E' noto ai nostri lettori che il Salvatore ebbe una chiara preferenza per l'abitazione umana, intesa nel senso ovvio di casa, dove vive una famiglia. Anche se nato in una grotta, trascorse la sua fanciullezza e gioventù nella casa di Giuseppe, a Nazareth; buona parte del suo messaggio fu esposto in occasione di conviti o visite in questa o quella famiglia; perfino l'ultima Cena e le apparizioni dopo la Risurrezione avvennero nell'ambito di una casa ospitale. Anzi va ricordato che ne aveva presa a pigione una per Sé e per il suo gruppo, a Cafarnao, sul lago di Genezaret. Interessante, pensiamo noi, farsi un'idea più ravvicinata possibile della forma e struttura di questi ambienti, dove accaddero tanti episodi evangelici. Cominciamo col distinguere le abitazioni di gente altolocata da quella di poveri pescatori, pastori o contadini. Né più, né meno come oggi.

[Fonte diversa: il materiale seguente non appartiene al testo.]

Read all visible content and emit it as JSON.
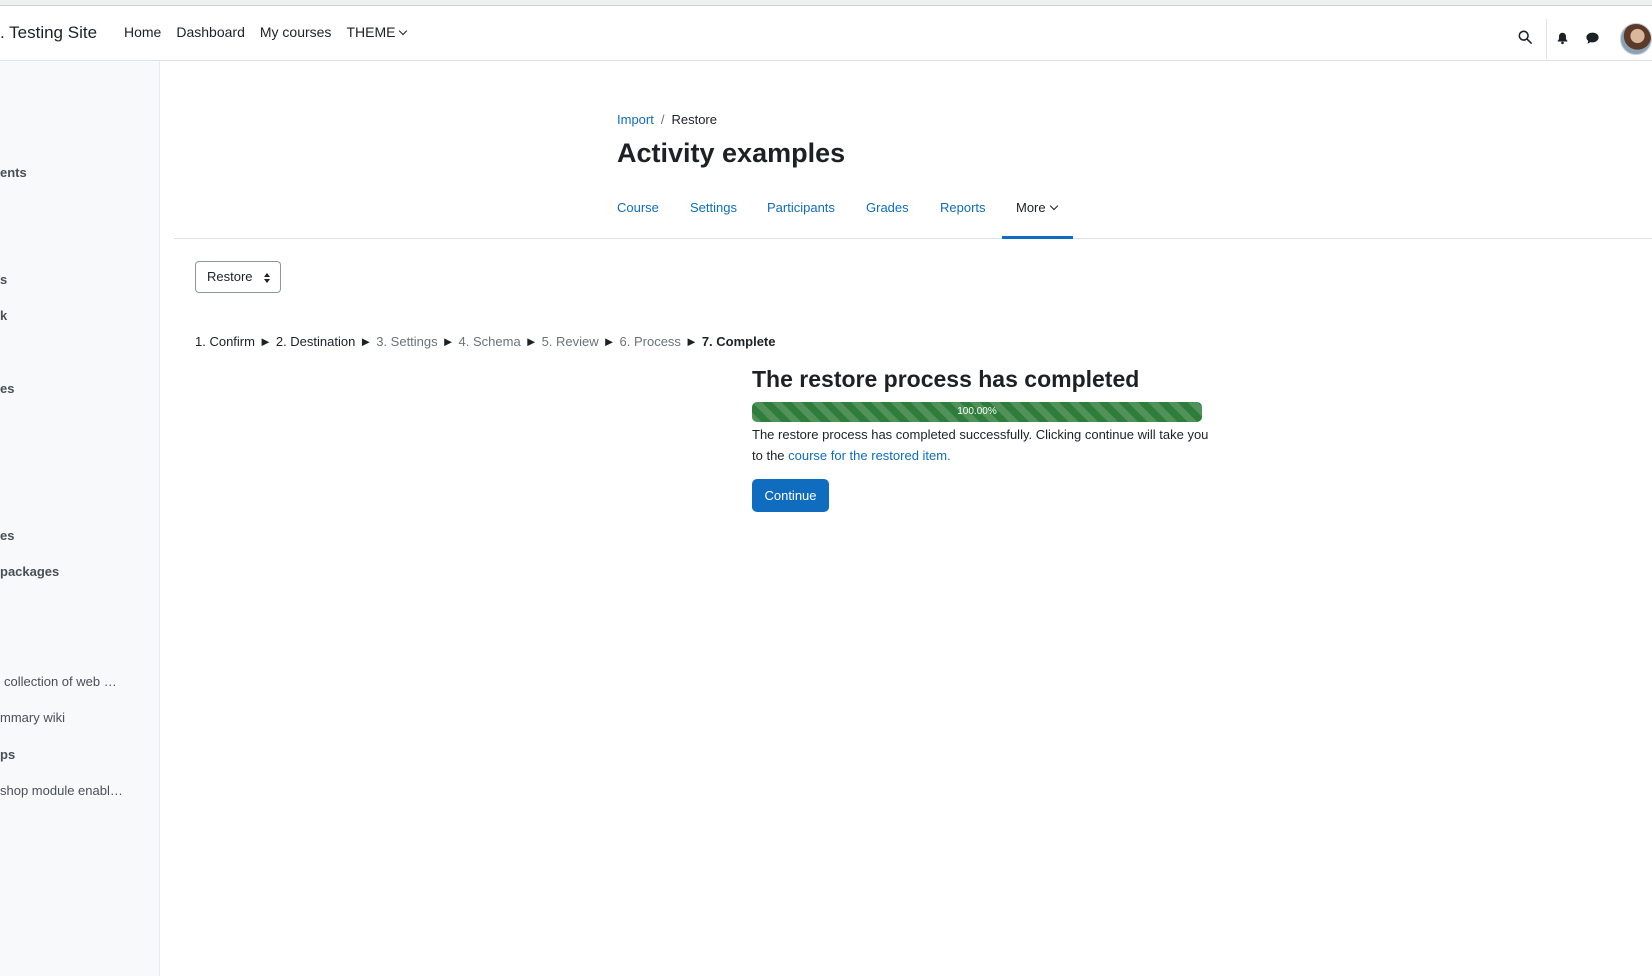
{
  "header": {
    "site_name": ". Testing Site",
    "nav": [
      {
        "label": "Home"
      },
      {
        "label": "Dashboard"
      },
      {
        "label": "My courses"
      },
      {
        "label": "THEME"
      }
    ]
  },
  "icons": {
    "search": "search-icon",
    "notifications": "bell-icon",
    "messages": "chat-icon",
    "user": "avatar"
  },
  "drawer": {
    "items": [
      {
        "label": "ents",
        "bold": true
      },
      {
        "label": "s",
        "bold": true
      },
      {
        "label": "k",
        "bold": true
      },
      {
        "label": "es",
        "bold": true
      },
      {
        "label": "es",
        "bold": true
      },
      {
        "label": "packages",
        "bold": true
      },
      {
        "label": "collection of web …",
        "bold": false
      },
      {
        "label": "mmary wiki",
        "bold": false
      },
      {
        "label": "ps",
        "bold": true
      },
      {
        "label": "shop module enabl…",
        "bold": false
      }
    ]
  },
  "breadcrumb": {
    "link": "Import",
    "separator": "/",
    "current": "Restore"
  },
  "page": {
    "title": "Activity examples"
  },
  "secondary_nav": {
    "tabs": [
      {
        "label": "Course"
      },
      {
        "label": "Settings"
      },
      {
        "label": "Participants"
      },
      {
        "label": "Grades"
      },
      {
        "label": "Reports"
      },
      {
        "label": "More"
      }
    ],
    "active": "More"
  },
  "select": {
    "value": "Restore"
  },
  "steps": [
    {
      "label": "1. Confirm",
      "state": "done"
    },
    {
      "label": "2. Destination",
      "state": "done"
    },
    {
      "label": "3. Settings",
      "state": "todo"
    },
    {
      "label": "4. Schema",
      "state": "todo"
    },
    {
      "label": "5. Review",
      "state": "todo"
    },
    {
      "label": "6. Process",
      "state": "todo"
    },
    {
      "label": "7. Complete",
      "state": "current"
    }
  ],
  "step_separator": "►",
  "result": {
    "title": "The restore process has completed",
    "progress_value": 1.0,
    "progress_label": "100.00%",
    "message_before": "The restore process has completed successfully. Clicking continue will take you to the ",
    "message_link": "course for the restored item.",
    "continue_label": "Continue"
  },
  "colors": {
    "link": "#0f6cbf",
    "progress": "#2f7d3a",
    "button": "#0f6cbf"
  }
}
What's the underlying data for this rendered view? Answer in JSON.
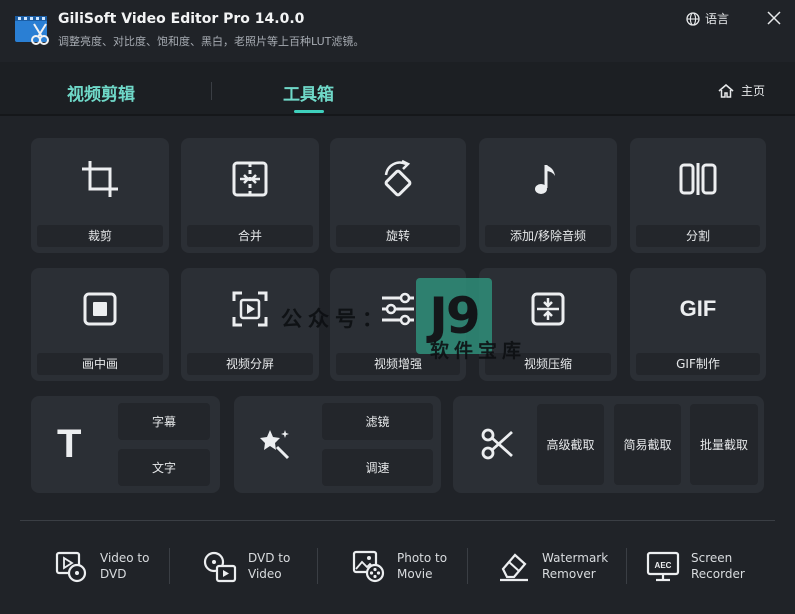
{
  "app": {
    "title": "GiliSoft Video Editor Pro 14.0.0",
    "subtitle": "调整亮度、对比度、饱和度、黑白，老照片等上百种LUT滤镜。",
    "language_label": "语言"
  },
  "tabs": {
    "video_edit": "视频剪辑",
    "toolbox": "工具箱",
    "home_label": "主页"
  },
  "tools_row1": [
    "裁剪",
    "合并",
    "旋转",
    "添加/移除音频",
    "分割"
  ],
  "tools_row2": [
    "画中画",
    "视频分屏",
    "视频增强",
    "视频压缩",
    "GIF制作"
  ],
  "gif_icon_text": "GIF",
  "text_group": {
    "icon_text": "T",
    "subtitle_btn": "字幕",
    "text_btn": "文字"
  },
  "effects_group": {
    "filter_btn": "滤镜",
    "speed_btn": "调速"
  },
  "cut_group": {
    "advanced": "高级截取",
    "simple": "简易截取",
    "batch": "批量截取"
  },
  "bottom_tools": [
    {
      "line1": "Video to",
      "line2": "DVD"
    },
    {
      "line1": "DVD to",
      "line2": "Video"
    },
    {
      "line1": "Photo to",
      "line2": "Movie"
    },
    {
      "line1": "Watermark",
      "line2": "Remover"
    },
    {
      "line1": "Screen",
      "line2": "Recorder"
    }
  ],
  "aec_icon_text": "AEC",
  "watermark": {
    "badge": "J9",
    "line1": "公众号：",
    "line2": "软件宝库"
  },
  "colors": {
    "accent": "#3fd0bd",
    "tab_text": "#6fd8c8",
    "card_bg": "#2b2f35",
    "bg": "#202328"
  }
}
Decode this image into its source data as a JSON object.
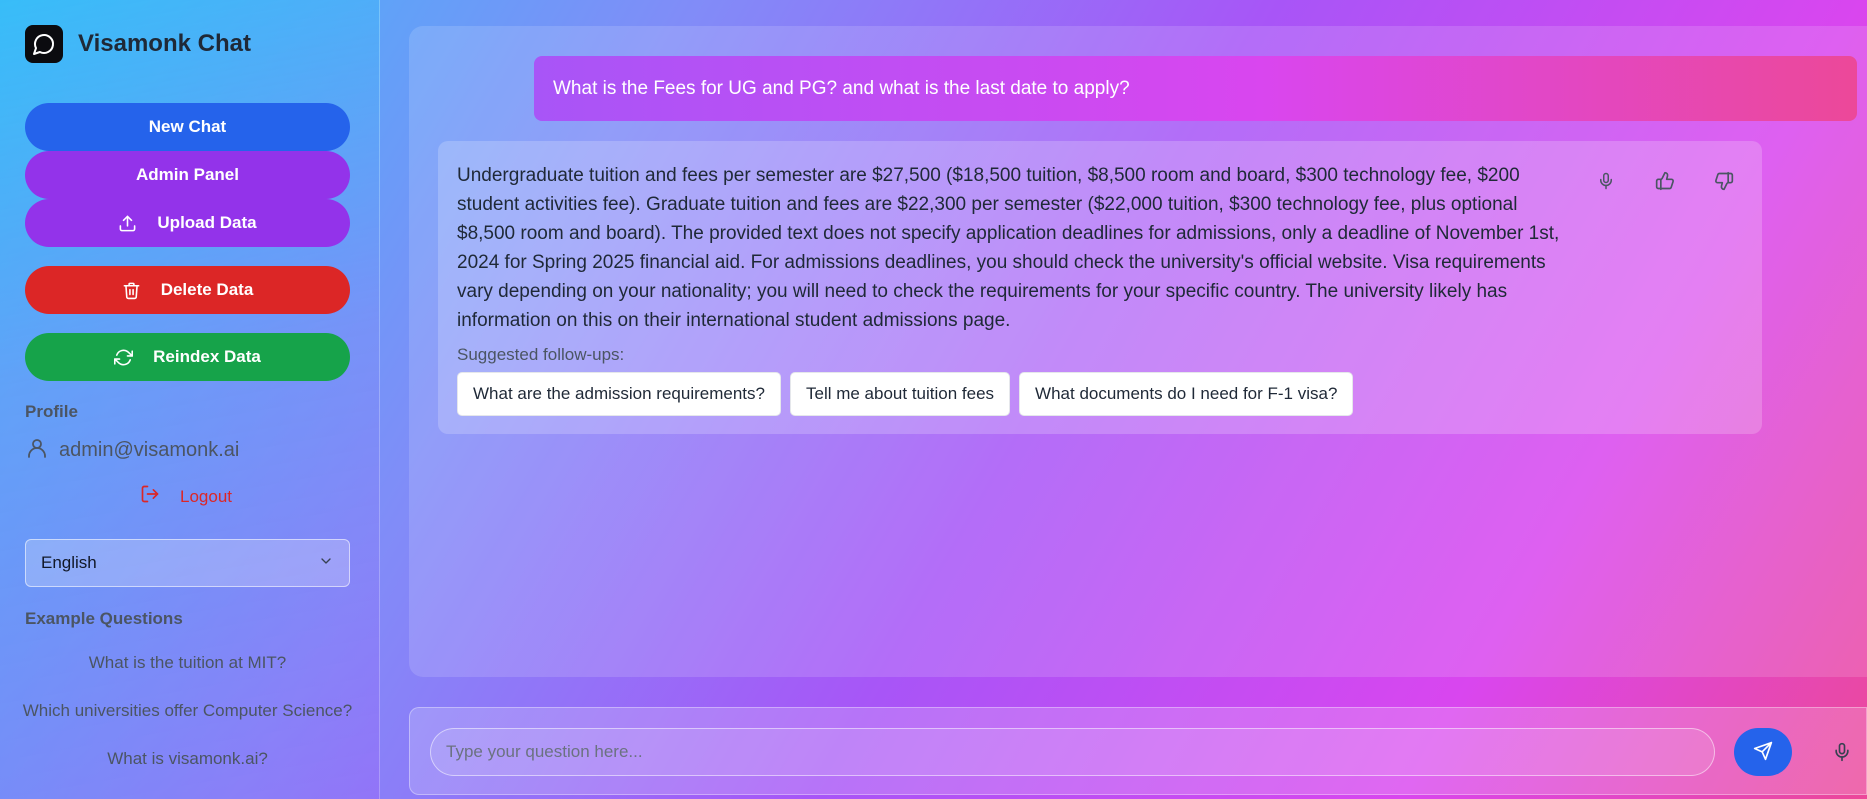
{
  "app": {
    "title": "Visamonk Chat"
  },
  "sidebar": {
    "buttons": {
      "new_chat": "New Chat",
      "admin_panel": "Admin Panel",
      "upload_data": "Upload Data",
      "delete_data": "Delete Data",
      "reindex_data": "Reindex Data"
    },
    "profile_label": "Profile",
    "profile_email": "admin@visamonk.ai",
    "logout_label": "Logout",
    "language": {
      "selected": "English"
    },
    "examples_label": "Example Questions",
    "examples": [
      "What is the tuition at MIT?",
      "Which universities offer Computer Science?",
      "What is visamonk.ai?"
    ]
  },
  "chat": {
    "user_message": "What is the Fees for UG and PG? and what is the last date to apply?",
    "bot_message": "Undergraduate tuition and fees per semester are $27,500 ($18,500 tuition, $8,500 room and board, $300 technology fee, $200 student activities fee). Graduate tuition and fees are $22,300 per semester ($22,000 tuition, $300 technology fee, plus optional $8,500 room and board). The provided text does not specify application deadlines for admissions, only a deadline of November 1st, 2024 for Spring 2025 financial aid. For admissions deadlines, you should check the university's official website. Visa requirements vary depending on your nationality; you will need to check the requirements for your specific country. The university likely has information on this on their international student admissions page.",
    "followups_label": "Suggested follow-ups:",
    "followups": [
      "What are the admission requirements?",
      "Tell me about tuition fees",
      "What documents do I need for F-1 visa?"
    ]
  },
  "input": {
    "placeholder": "Type your question here..."
  },
  "icons": {
    "logo": "chat-bubble-icon",
    "upload": "upload-icon",
    "delete": "trash-icon",
    "reindex": "refresh-icon",
    "profile": "user-icon",
    "logout": "logout-icon",
    "dropdown": "chevron-down-icon",
    "speak": "microphone-icon",
    "like": "thumbs-up-icon",
    "dislike": "thumbs-down-icon",
    "send": "send-icon",
    "voice": "microphone-icon"
  },
  "colors": {
    "primary_blue": "#2563eb",
    "purple": "#9333ea",
    "danger_red": "#dc2626",
    "success_green": "#16a34a"
  }
}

Nel primo caso, si poteva trattare di edifici che andavano dal taglio modesto a quello sontuoso, da poter far bella figura di fronte a quelli di Atene o di Roma.

Erode il grande e suo figlio Antipa, per fare un esempio, avevano avuto una vera mania per le costruzioni grandiose, di cui ancora si possono vedere i resti in Terra Santa.

I palazzi di famiglie facoltose, come sommi sacerdoti, grandi commercianti e simili constava, generalmente di un fabbricato con un pian terreno e un piano superiore.


Nel primo erano dislocati i locali destinati al lavoro, alle stalle e altre esigenze del quotidiano. Al secondo erano sistemati gli ambienti riservati ai padroni (per la servitù, o schiavi bastavano quelli del pianterreno).



Quindi il Coenaculum, o sala da pranzo, il cubiculum, o camera da letto; e poi il diversorium, il vestibulum, cioè varie sale di soggiorno, di accoglienza e ricevimenti. Il palazzo aveva un suo atrio.

Il cenacolo era dotato del suo triclinium, composto di tre lettucci, o divani, a forma di ferro di cavallo, attorno alla mensa di legno, bassa e lunga, secondo le esigenze della famiglia e dei commensali prevedibili.

Ai lati della sala, anfore piene di acqua e tele per asciugare mani e piedi, secondo le occorrenze.

Nel retro, o nelle immediate adiacenze, la cucina, più o meno ampia.
Non è da escludere che fosse giunto anche nella Palestina di Gesù, l'uso dell'impianto termico centralizzato, per il riscaldamento di tutta la casa, o parte di essa.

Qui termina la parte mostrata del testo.